Flint, MI–Pastor Jeffrey Hawkins said at a press conference this afternoon that today marked his second son’s birthday who he lost to gun violence.
Today is also the day Mayor Sheldon Neeley and Police Chief Phil Hart announced that the City of Flint will no longer be auctioning off the illegal guns confiscated by the police.
250 guns seized from the streets of Flint will now be taken to the Michigan State Police Department to be melted down.
“It shows a gross lack of critical thinking when we say we want to fight crime and battle crime and take weapons off the street,” Neeley said, “to be in the chain of circulating weapons back into activity where bad guys may…get a second chance at doing something wrong.”
There were 1,273 weapons auctioned off in the previous years by the previous administration which totaled more than $200,000. That money went back into the police department.
“But we have to ask ourselves, how much is a life worth?” Neeley said.
A table full of weapons old and new was on display at the press conference.
“You see these long guns, these shotguns, these semi-automatic weapons,” Neeley said. “These look more like combat types of weapons and in an inner city area, I mean, these weapons can be devastating.”

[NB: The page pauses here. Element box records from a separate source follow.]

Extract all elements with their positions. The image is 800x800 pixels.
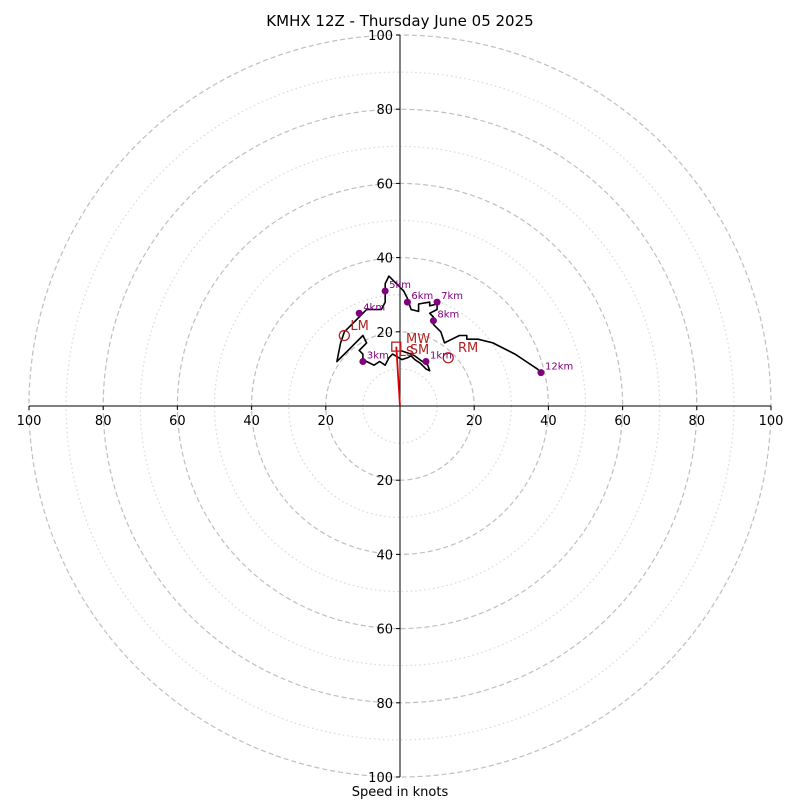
- chart-title: KMHX 12Z - Thursday June 05 2025: [266, 12, 533, 30]
- height-marker-point: [429, 317, 437, 325]
- y-tick-label: 80: [376, 103, 393, 118]
- axis-tick-labels: 100 100 80 80 60 60 40 40 20 20 20 20 40 40 60 60 80 80 10…: [17, 29, 784, 786]
- x-tick-label: 80: [95, 414, 112, 429]
- height-marker-point: [359, 357, 367, 365]
- x-tick-label: 100: [759, 414, 784, 429]
- height-marker-point: [403, 298, 411, 306]
- y-tick-label: 40: [376, 252, 393, 267]
- height-marker-label: 4km: [363, 302, 385, 313]
- shear-vector-line: [395, 346, 401, 407]
- storm-motion-label-rm: RM: [458, 341, 478, 356]
- height-marker-label: 8km: [437, 310, 459, 321]
- x-tick-label: 80: [689, 414, 706, 429]
- height-marker-label: 12km: [545, 362, 573, 373]
- storm-motion-label-sm: SM: [410, 343, 429, 358]
- hodograph-line: [336, 275, 542, 374]
- storm-motion-label-ls: LS: [399, 345, 415, 360]
- x-tick-label: 20: [466, 414, 483, 429]
- height-marker-label: 3km: [367, 350, 389, 361]
- x-tick-label: 60: [169, 414, 186, 429]
- height-marker-point: [433, 298, 441, 306]
- height-marker-label: 1km: [430, 350, 452, 361]
- y-tick-label: 60: [376, 623, 393, 638]
- y-tick-label: 20: [376, 474, 393, 489]
- height-marker-point: [355, 309, 363, 317]
- y-tick-label: 40: [376, 548, 393, 563]
- x-axis-label: Speed in knots: [352, 785, 449, 800]
- y-tick-label: 60: [376, 177, 393, 192]
- storm-motion-marker-lm: [338, 329, 351, 342]
- storm-motion-marker-mw: [391, 341, 402, 352]
- y-tick-label: 100: [368, 29, 393, 44]
- height-marker-label: 7km: [441, 291, 463, 302]
- x-tick-label: 100: [17, 414, 42, 429]
- x-tick-label: 40: [540, 414, 557, 429]
- height-marker-point: [537, 369, 545, 377]
- height-marker-point: [381, 287, 389, 295]
- x-tick-label: 40: [243, 414, 260, 429]
- x-tick-label: 60: [614, 414, 631, 429]
- y-tick-label: 100: [368, 771, 393, 786]
- storm-motion-label-lm: LM: [350, 319, 368, 334]
- y-tick-label: 80: [376, 697, 393, 712]
- y-tick-label: 20: [376, 326, 393, 341]
- x-tick-label: 20: [318, 414, 335, 429]
- storm-motion-label-mw: MW: [406, 332, 430, 347]
- storm-motion-marker-rm: [442, 352, 454, 364]
- height-marker-label: 6km: [411, 291, 433, 302]
- height-marker-point: [422, 357, 430, 365]
- height-marker-label: 5km: [389, 280, 411, 291]
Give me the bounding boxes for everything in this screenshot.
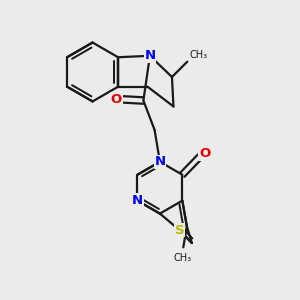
Text: S: S xyxy=(175,224,184,237)
Text: O: O xyxy=(199,147,210,160)
Text: N: N xyxy=(132,194,143,207)
Text: CH₃: CH₃ xyxy=(190,50,208,60)
Text: O: O xyxy=(111,93,122,106)
Text: N: N xyxy=(144,49,155,62)
Text: CH₃: CH₃ xyxy=(173,253,191,263)
Text: N: N xyxy=(154,155,166,168)
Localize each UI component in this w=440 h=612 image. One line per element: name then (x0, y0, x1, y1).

Gun violence in Flint is on the rise.
Over the weekend, a dozen people were shot. Hart said there have been a couple more shootings since then.
According to the Michigan State Police Department, as of July 19, there has been a 126.3% increase in non-fatal shootings year-to-date, and a 53.3% increase in fatal shootings year-to-date.
“We’re going nightly out to shooting scenes, and this past weekend was just horrible for all of us,” Hart said. “We would like to never have anything like that happen again.”
Hart said those guns had been collected in just the last seven days from the new Special Investigative Unit in the Flint Police Department, which is one part of a three-part plan to combat the rise in violent crime.
According to Hart, the weapons were seized mostly during legal traffic stops as the unit exercised proactive policing and something they call “Beyond the Stop.”
Hart also announced that the department is investigating where the new guns came from and what institutions are putting those guns into the hands of people who shouldn’t have access to them.
“We are no longer going to put these weapons back out on the street for sale. It’s just not worth it,” Hart said.
Joseph Pettigrew, who lost his father in a shooting, called gun violence a public health crisis.
“I would like to see more…young people stepping up to really make sure that our families and friends are safe,” he said. “This work cannot be done without the community.”
Hawkins said this decision not to auction off the guns gives him hope.
“This doesn’t do anything for the loved ones that were lost due to violence, but sure enough this gives us a brighter future that no one else has to be lost, particularly by these guns,” he said.